Every year about 1.5 million students take the Joint Entrance Examination (JEE) for getting into one or the other of the 23 Indian Institutes of Technology in the country, but only 15,000 get admission. “What are we going to do for the other 1.485 million students?” asks Prof Veezhinathan Kamakoti, who took over as the Director of the Indian Institute of Technology Madras (IITM), last month.

“We are a public-funded institution; the answer to this is very important from a societal perspective,” he points out. Kama, as he is called, has lots of plans for IITM for the next five years of his tenure. High among them are expanding online BSc courses for students and on-campus international masters’ courses.

Future plans
The online B.Sc degree (in programming and data science) was started by Kamakoti’s predecessor last year-a world’s first. In a chat with BL on Campus, Kamakoti observed that in 2003-04, “when nobody even remotely thought of something like Covid-19”, IITM started a National Programme for Technology-enhanced Learning (NPTEL). Under this, hundreds of thousands of hours of lectures have been uploaded, so that any student can access it any time. NPTEL is a college-at-home; millions of students have benefitted by this, he says.

“The culmination of all that experience was the online BSc programme,” explains Kamakoti. He says that in the next few years “we can make the total student strength of online BSc to 20,000,” nearly twice the number of on-campus students in IITM today.

“We are enthused by the online courses and we will start more such programmes once this pandemic ends,” he says, adding that his vision is to take the student strength to 50,000. “If each of the 23 IITs enroll 50,000 students, we will be able to reach a million students,” he said.

Alongside, Kamakoti plans to make IITM a ‘ Vishwa-guru’ (global teacher). Aligning IITM’s programmes with the goals of the National Educational Policy, “we are starting nine international MTech programmes”, if necessary, in collaboration with universities abroad. Accordingly, there would be more on-campus international students and faculty.

The new director is also keen on developing the humanities departments and offering courses linking humanities and technology. “Human-Computing interaction” (HCI) is an area where humanities studies are needed, he says. For example, how to balance security issues with privacy concerns, is an important question, says Kamakoti said.
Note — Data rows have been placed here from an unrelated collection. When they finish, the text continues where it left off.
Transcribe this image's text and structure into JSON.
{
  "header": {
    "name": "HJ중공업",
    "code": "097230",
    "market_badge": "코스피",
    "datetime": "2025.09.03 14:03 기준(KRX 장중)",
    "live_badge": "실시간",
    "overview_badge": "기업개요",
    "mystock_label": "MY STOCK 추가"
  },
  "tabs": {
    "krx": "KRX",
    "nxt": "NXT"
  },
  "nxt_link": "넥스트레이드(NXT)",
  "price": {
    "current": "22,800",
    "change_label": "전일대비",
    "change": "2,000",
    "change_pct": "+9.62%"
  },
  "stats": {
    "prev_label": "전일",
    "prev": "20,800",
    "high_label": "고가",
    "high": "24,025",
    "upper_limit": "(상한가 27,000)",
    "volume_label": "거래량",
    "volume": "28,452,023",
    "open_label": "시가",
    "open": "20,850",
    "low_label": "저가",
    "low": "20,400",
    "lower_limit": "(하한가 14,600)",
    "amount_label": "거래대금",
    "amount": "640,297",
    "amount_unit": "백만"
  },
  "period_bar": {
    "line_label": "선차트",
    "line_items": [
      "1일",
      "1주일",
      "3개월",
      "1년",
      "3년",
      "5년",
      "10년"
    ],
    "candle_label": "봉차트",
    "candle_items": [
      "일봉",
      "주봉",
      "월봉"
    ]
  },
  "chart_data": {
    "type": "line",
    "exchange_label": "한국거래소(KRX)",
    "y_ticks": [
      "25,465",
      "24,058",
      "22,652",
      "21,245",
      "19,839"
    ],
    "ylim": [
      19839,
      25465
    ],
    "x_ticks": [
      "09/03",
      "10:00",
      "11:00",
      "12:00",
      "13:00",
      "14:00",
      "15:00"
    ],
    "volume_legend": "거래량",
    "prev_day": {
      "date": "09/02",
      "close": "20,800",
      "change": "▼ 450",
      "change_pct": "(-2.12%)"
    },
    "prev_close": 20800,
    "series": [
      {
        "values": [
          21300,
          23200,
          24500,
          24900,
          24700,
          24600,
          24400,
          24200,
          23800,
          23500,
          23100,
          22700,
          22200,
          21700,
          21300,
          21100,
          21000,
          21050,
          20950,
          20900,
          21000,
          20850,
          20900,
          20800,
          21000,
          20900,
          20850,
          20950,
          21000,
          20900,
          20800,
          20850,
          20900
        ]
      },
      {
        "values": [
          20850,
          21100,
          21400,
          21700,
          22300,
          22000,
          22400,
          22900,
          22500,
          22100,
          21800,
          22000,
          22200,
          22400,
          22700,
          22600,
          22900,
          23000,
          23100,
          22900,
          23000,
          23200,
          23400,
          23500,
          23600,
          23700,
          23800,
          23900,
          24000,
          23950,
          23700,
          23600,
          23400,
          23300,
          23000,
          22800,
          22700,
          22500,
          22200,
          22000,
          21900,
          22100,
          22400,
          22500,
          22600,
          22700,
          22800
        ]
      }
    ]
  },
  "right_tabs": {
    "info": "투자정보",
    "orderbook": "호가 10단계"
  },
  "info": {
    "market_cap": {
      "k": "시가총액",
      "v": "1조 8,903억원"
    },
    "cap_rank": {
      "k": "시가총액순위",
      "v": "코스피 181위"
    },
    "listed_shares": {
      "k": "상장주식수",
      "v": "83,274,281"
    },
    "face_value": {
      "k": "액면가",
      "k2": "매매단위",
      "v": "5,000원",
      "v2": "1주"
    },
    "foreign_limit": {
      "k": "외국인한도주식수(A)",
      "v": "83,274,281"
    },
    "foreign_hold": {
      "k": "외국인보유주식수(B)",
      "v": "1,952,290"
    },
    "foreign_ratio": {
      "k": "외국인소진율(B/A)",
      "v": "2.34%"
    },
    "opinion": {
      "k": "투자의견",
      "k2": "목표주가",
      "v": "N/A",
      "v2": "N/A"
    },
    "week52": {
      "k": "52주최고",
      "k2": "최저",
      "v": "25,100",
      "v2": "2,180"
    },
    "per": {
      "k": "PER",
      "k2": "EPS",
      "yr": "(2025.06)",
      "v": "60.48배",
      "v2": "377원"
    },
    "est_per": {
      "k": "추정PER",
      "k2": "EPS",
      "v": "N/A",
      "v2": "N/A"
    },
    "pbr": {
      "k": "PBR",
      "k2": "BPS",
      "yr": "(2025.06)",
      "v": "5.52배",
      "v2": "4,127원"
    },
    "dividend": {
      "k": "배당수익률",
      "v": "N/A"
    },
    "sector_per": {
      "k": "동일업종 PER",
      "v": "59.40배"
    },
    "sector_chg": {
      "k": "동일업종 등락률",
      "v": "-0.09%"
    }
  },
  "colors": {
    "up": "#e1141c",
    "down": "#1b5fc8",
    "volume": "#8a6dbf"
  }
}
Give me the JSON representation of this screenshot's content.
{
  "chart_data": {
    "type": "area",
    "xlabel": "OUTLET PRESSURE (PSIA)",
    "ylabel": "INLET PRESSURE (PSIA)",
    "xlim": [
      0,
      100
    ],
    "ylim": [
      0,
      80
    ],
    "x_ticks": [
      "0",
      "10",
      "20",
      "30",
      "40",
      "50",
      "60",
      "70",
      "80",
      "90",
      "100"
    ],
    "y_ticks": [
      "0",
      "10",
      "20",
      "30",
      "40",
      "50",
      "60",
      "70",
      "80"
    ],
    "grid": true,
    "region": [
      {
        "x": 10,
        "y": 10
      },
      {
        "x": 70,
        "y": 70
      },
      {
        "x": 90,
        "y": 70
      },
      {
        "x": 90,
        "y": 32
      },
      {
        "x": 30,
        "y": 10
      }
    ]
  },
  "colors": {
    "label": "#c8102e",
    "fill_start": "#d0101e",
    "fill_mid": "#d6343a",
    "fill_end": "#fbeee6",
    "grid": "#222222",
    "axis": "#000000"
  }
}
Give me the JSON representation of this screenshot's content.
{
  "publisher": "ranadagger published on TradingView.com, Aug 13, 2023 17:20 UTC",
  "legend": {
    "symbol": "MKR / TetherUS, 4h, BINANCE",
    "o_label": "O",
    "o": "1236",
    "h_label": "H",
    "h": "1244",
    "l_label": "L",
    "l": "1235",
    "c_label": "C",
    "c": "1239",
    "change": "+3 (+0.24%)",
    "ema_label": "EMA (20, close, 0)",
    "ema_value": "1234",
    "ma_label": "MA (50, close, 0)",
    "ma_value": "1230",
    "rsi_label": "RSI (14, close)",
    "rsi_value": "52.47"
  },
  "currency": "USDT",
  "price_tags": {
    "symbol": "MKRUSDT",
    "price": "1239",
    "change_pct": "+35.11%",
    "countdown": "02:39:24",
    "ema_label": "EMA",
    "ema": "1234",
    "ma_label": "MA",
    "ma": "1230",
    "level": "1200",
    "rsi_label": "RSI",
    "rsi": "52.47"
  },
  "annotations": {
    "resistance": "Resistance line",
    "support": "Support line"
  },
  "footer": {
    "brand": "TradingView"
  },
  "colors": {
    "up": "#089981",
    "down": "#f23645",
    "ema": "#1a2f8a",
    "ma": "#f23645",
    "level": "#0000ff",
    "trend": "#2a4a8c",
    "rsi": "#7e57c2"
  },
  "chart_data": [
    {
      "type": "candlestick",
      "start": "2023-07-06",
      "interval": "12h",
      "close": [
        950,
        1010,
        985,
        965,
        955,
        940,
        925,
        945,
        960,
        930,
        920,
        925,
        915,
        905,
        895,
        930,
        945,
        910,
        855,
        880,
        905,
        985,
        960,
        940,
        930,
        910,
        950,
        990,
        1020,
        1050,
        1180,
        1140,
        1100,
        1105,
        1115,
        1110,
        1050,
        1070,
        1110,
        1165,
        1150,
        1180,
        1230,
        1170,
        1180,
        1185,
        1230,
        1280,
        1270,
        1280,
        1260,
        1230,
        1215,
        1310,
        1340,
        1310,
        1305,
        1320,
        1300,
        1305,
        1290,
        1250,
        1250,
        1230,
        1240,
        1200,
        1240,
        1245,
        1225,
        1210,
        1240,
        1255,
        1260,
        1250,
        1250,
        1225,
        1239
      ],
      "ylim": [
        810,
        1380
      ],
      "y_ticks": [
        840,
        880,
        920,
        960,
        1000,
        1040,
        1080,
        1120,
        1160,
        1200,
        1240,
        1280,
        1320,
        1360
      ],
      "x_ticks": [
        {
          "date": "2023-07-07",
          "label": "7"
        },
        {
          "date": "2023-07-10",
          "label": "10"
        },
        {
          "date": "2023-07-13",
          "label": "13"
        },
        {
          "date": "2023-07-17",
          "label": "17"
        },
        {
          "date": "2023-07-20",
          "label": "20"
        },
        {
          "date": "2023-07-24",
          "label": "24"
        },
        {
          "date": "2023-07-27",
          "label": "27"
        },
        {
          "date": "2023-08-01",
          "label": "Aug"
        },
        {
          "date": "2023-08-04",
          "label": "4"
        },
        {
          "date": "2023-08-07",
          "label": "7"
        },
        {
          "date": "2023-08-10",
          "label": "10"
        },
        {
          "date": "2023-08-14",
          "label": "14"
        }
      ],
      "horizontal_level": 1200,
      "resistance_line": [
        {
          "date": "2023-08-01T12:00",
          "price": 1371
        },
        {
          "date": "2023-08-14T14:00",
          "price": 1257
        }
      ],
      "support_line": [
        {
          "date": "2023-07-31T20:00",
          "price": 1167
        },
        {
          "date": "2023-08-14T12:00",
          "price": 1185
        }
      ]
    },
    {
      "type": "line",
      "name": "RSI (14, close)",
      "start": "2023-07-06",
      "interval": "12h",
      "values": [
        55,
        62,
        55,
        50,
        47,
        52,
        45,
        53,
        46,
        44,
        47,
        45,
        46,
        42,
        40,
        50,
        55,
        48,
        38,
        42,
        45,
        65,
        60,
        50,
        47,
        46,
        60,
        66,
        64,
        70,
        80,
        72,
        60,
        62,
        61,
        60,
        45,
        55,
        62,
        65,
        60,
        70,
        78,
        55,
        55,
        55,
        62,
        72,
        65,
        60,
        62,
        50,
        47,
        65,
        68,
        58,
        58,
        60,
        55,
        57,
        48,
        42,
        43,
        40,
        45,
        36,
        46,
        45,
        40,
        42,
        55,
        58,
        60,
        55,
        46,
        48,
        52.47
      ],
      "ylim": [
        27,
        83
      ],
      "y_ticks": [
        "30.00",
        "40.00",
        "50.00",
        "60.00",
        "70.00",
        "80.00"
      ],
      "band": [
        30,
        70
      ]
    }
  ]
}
If a committee sits to draft a policy for a technology, it should have an equal appreciation of the society too, he adds.

In the context of humanities, he spoke of the National Language Translation Mission, which aims to build speech-to-speech machine translation and to evolve a unified language interface for translating Indian languages. Natural Language Processing (NLP) techniques would be employed for this.

Social tensions in IITM
In the last few years, IITM has seen the rise of social tensions, with some people alleging caste-based discrimination. IITM has consistently denied any such discrimination. Asked about this, Kamakti says that at IITM “there wouldn’t be even a thought” of discrimination of any form, be it gender, caste or religion. “If any complaint comes it shall be taken very seriously and shall be acted upon immediately in a fair manner,” he said. He stressed that the actions taken would be “transparent to all the stakeholders”.

On student suicides, he said that IITM had set up counselling facilities, such as Saathi, to ensure “quick intervention so that they don’t take any unfortunate step.” Lots of students have used these facilities and have come out of difficulties, he said, adding that, however, sometimes some students have taken the unfortunate step, which is “deeply saddening”.

This happens during the time interval between the onset of depression and the availability of help and as such, the answer lies in narrowing the interval. During his tenure, he would strengthen the systems for student welfare, Kamakoti says emphatically.